The basic problem Je suis having is that J'ai >100,000 useless machine certificates cluttering up mon CA, et J'aimerais like to supprimez lem, sans deleting tous certs, ou time jumping le server ahead, et invalidating certains of le utile certs on there.
This came about en conséquence of accepting a couple defaults avec our Enterprise Root CA (2008 R2) et using a GPO to auto-enroll client machines for certificates to allow 802.1x authentication to our corporate wireless network.
Turns out that le par défaut Computer (Machine) Certificate Template will happily allow machines to re-enroll à la place of directing them to use le certificate they déjà have. Ceci est creating a number of problems for le guy (me) who was hoping to use le Certificate Authority as more than a log of chaque time a workstation's been rebooted.
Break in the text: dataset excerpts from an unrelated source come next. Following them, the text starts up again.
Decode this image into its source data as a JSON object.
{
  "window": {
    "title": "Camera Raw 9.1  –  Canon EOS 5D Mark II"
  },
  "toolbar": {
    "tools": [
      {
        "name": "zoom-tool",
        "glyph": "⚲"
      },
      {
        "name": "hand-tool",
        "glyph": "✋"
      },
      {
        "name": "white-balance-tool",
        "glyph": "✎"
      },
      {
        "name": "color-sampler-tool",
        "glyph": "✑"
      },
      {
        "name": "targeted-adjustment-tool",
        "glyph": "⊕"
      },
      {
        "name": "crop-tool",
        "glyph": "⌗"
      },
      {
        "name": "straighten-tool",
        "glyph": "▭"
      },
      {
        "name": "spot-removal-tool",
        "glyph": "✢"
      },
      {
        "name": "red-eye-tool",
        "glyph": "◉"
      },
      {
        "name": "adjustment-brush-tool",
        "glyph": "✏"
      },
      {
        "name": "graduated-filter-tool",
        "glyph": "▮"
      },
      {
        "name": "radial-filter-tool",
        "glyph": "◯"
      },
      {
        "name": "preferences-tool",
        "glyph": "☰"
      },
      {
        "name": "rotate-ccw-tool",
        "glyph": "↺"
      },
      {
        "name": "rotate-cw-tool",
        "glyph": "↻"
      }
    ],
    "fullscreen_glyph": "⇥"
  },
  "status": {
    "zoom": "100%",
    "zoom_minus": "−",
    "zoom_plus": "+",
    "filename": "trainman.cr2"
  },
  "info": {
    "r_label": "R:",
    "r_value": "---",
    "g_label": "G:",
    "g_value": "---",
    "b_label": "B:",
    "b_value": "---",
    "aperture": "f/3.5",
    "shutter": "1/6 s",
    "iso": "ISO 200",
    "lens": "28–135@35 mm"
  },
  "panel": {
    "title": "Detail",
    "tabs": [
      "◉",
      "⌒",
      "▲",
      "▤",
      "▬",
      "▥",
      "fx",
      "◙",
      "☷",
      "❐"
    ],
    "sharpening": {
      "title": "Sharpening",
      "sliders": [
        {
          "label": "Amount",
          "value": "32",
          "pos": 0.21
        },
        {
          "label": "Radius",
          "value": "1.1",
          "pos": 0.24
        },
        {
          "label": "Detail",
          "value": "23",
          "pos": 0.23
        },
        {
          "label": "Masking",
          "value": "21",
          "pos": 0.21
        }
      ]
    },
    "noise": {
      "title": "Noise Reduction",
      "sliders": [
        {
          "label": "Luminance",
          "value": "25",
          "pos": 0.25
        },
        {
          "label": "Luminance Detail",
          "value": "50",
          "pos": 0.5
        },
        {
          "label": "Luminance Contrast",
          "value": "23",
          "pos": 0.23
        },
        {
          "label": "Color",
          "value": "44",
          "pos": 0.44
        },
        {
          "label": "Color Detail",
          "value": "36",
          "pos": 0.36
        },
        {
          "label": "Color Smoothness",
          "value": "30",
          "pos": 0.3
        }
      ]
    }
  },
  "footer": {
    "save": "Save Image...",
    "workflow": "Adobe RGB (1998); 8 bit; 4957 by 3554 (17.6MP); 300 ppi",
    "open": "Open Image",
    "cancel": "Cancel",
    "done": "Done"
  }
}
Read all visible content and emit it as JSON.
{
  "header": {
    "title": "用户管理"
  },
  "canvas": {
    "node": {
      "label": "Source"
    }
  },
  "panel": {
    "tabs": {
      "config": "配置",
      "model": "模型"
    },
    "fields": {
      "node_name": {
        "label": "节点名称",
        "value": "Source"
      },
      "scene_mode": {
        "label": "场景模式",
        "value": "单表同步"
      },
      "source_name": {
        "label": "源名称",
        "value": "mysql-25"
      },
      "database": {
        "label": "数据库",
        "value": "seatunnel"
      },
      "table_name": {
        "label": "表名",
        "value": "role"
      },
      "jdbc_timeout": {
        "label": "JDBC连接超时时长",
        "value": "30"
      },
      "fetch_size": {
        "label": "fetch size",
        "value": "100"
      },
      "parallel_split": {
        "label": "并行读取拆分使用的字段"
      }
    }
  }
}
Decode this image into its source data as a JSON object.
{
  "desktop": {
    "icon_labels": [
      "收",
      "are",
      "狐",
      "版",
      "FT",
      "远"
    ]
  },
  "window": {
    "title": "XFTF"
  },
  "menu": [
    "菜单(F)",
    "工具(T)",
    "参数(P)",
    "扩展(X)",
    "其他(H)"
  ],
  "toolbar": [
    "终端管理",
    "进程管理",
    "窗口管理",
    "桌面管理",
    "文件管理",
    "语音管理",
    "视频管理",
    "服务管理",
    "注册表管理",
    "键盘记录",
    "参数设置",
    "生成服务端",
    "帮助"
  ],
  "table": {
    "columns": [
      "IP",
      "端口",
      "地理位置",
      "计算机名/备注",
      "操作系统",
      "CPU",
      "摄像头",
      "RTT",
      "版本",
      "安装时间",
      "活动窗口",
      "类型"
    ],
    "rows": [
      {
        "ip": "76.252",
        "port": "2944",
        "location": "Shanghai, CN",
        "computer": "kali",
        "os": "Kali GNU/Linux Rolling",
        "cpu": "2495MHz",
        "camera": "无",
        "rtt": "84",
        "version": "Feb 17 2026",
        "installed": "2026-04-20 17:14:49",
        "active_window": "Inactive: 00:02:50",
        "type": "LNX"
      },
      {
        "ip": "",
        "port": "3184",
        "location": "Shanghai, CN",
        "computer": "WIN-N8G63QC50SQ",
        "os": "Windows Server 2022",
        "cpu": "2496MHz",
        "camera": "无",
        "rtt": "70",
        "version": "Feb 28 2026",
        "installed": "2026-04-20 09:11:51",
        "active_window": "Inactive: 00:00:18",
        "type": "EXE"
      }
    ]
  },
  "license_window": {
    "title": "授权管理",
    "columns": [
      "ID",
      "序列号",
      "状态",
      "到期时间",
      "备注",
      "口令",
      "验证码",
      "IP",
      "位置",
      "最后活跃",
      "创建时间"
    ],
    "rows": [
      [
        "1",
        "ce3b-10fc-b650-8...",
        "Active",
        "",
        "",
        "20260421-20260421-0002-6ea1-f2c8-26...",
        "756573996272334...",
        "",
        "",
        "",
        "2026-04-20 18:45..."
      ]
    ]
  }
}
(The scroll bar on le side is lying, si you drag it to le bottom, le screen pauses et loads le suivant peu de dozen certs.)
Does anyone know how to DELETE 100,000 ou so time-valid, existing certificates depuis a Windows Server 2008R2 CA?
When I allez dans delete a certificate now, now, I get an error that it cannot be delete parce que c'est encore valid. So, ideally, certains way to temporarily bypass that error, as Mark Henderson's provided a way to supprimez le certificates avec a script once that hurdle is cleared.
(Revoking them is pas an option, as that juste moves them to Revoked Certificates, qui we need to be able to view, et they ne peut pas be deleted depuis le revoked "folder" either.)
Update:
I tried the site @MarkHenderson linked, qui is promising, et offers much better certificate manageability, buts encore ne assez get there. The rub in mon case seems to be that le certificates are encore "time-valid," (not yet expired) so le CA ne want to let them be deleted depuis existence, et this applies to revoked certs as well, so revoking them tous et alors deleting them ne va pas work either.
J'ai aussi found this technet blog with my Google-Fu, mais malheureusement, they seemed to seulement have to delete a très large number of certificate requests, pas actual certificates.
Finally, for now, time jumping le CA forward so le certificates Je veux to get rid of expire, et therefore can be deleted avec le tools at le site Mark linked is pas a great option, as would expire a number of valid certificates we use that have to be manually issued. So c'est a better option than rebuilding le CA, mais pas a great one.